# Spanish Fort, AL planning some hives



## Crsswift70 (Sep 9, 2013)

Hello all. I have always wanted a bee hive or two and a co-worker starting three of his own last year really got my interest sparked again. I've done a lot of reading and watched quite a few videos on YouTube, got the wife's permission and am now reading through this forum for guidance! My co-worker lives on the MS line so it's a little far to drive to help him with his hives, and he only has three. Not to mention he knows about as much as i do when it comes to bees. It's been a painful experience for him and i am trying to avoid having too many of my own. Anyway, if anyone lives in close proximity to me, i'd love to take a look at your setup, help you with your bees and pick your brain! It looks like our golden rod is getting full of buds and fall is coming, so i'd like to get some experience on how to handle the coming season change. I'm a family man and work til 5 during the week, but my weekends can definitely be spent helping someone with their bees. Let me know! Thanks!

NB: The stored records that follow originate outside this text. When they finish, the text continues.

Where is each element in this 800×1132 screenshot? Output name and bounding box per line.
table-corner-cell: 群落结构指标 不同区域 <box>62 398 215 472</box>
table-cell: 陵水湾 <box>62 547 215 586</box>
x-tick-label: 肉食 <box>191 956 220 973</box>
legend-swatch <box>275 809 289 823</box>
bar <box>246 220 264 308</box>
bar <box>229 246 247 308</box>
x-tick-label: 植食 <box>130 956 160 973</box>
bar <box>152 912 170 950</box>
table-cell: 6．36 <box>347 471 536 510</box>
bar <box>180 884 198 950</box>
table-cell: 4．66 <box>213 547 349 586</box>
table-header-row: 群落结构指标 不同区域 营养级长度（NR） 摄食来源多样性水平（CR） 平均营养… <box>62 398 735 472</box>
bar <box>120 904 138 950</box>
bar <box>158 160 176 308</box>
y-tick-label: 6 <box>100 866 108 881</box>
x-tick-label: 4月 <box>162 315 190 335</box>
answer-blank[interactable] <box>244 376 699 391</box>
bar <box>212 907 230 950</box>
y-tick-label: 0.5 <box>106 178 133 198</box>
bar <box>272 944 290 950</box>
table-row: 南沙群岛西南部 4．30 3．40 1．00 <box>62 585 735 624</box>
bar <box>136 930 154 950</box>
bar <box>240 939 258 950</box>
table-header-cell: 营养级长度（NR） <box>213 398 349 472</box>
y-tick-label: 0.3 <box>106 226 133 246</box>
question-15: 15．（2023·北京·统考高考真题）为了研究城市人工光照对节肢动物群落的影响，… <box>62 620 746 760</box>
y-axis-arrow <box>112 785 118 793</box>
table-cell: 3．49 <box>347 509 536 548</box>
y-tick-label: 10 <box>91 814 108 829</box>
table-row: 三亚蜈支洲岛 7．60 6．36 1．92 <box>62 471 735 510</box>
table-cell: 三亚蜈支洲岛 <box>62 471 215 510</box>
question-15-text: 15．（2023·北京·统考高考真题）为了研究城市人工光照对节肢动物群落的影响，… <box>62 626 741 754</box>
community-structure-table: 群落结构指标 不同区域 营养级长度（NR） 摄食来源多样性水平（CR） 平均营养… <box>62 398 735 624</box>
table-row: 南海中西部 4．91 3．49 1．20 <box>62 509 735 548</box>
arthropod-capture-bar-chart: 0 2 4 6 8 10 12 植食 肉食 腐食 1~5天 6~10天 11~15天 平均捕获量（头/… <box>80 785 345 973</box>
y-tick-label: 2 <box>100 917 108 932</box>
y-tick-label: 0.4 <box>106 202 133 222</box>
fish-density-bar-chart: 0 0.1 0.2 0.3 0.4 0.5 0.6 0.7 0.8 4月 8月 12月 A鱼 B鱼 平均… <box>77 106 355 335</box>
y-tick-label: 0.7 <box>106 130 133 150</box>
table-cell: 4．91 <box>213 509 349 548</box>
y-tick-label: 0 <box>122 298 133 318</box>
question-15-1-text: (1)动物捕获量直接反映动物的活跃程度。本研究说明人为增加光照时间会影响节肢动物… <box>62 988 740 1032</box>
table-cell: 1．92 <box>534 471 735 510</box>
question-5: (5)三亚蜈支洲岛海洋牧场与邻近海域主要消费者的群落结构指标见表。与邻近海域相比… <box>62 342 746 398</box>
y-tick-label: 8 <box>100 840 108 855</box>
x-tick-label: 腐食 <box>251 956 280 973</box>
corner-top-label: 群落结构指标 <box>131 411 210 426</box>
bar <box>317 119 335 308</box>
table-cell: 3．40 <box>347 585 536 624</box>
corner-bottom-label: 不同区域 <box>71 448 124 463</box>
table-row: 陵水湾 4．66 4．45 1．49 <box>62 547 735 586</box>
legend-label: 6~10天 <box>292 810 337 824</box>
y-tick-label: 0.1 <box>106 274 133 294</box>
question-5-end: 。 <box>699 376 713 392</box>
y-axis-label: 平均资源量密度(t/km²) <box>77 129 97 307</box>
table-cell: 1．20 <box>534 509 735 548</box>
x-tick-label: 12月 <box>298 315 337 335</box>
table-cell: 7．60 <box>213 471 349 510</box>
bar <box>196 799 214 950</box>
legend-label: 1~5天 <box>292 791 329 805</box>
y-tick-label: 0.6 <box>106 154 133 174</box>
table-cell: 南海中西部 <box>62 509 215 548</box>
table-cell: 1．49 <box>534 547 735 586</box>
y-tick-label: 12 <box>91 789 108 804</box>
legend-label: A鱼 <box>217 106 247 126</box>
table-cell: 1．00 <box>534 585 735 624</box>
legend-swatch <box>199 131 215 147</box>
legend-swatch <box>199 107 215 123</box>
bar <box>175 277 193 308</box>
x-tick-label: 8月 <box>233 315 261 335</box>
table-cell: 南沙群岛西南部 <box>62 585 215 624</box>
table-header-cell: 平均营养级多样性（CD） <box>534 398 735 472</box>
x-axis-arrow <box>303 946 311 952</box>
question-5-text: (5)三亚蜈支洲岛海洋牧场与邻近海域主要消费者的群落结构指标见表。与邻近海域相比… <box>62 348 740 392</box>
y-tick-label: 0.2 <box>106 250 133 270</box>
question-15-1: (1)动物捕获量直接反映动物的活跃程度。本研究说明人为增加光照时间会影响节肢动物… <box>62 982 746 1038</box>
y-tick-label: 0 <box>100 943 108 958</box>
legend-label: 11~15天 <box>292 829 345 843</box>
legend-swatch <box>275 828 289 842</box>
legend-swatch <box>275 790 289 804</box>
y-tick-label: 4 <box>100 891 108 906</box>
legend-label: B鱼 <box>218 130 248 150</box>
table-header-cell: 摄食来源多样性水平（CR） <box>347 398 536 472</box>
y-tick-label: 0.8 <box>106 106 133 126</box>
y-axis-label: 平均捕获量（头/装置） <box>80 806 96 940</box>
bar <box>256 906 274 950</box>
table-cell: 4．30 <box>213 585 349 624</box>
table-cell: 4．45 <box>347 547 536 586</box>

P.S. I've contacted the club listed in the forum that is closest to me, but haven't heard back. I don't think they are very active :scratch:

Oh, and a question. Is there a good place to get my bees close to Mobile?


----------



## AmericasBeekeeper (Jan 24, 2010)

Welcome 70!


----------



## Tenbears (May 15, 2012)

Welcome. Get a copy of bee culture. there are plenty of bee suppliers in your neck of the woods


----------



## Crsswift70 (Sep 9, 2013)

Thanks for the welcome and the suggestion about bee culture. I had not found that resource yet.


----------



## rhaldridge (Dec 17, 2012)

Baldwin County Beekeepers Association

http://baldwinbees.com/


----------



## Crsswift70 (Sep 9, 2013)

I found that site last week and asked for a mentor. So far no reply. I mentioned it in my OP. Thanks for the help though.


----------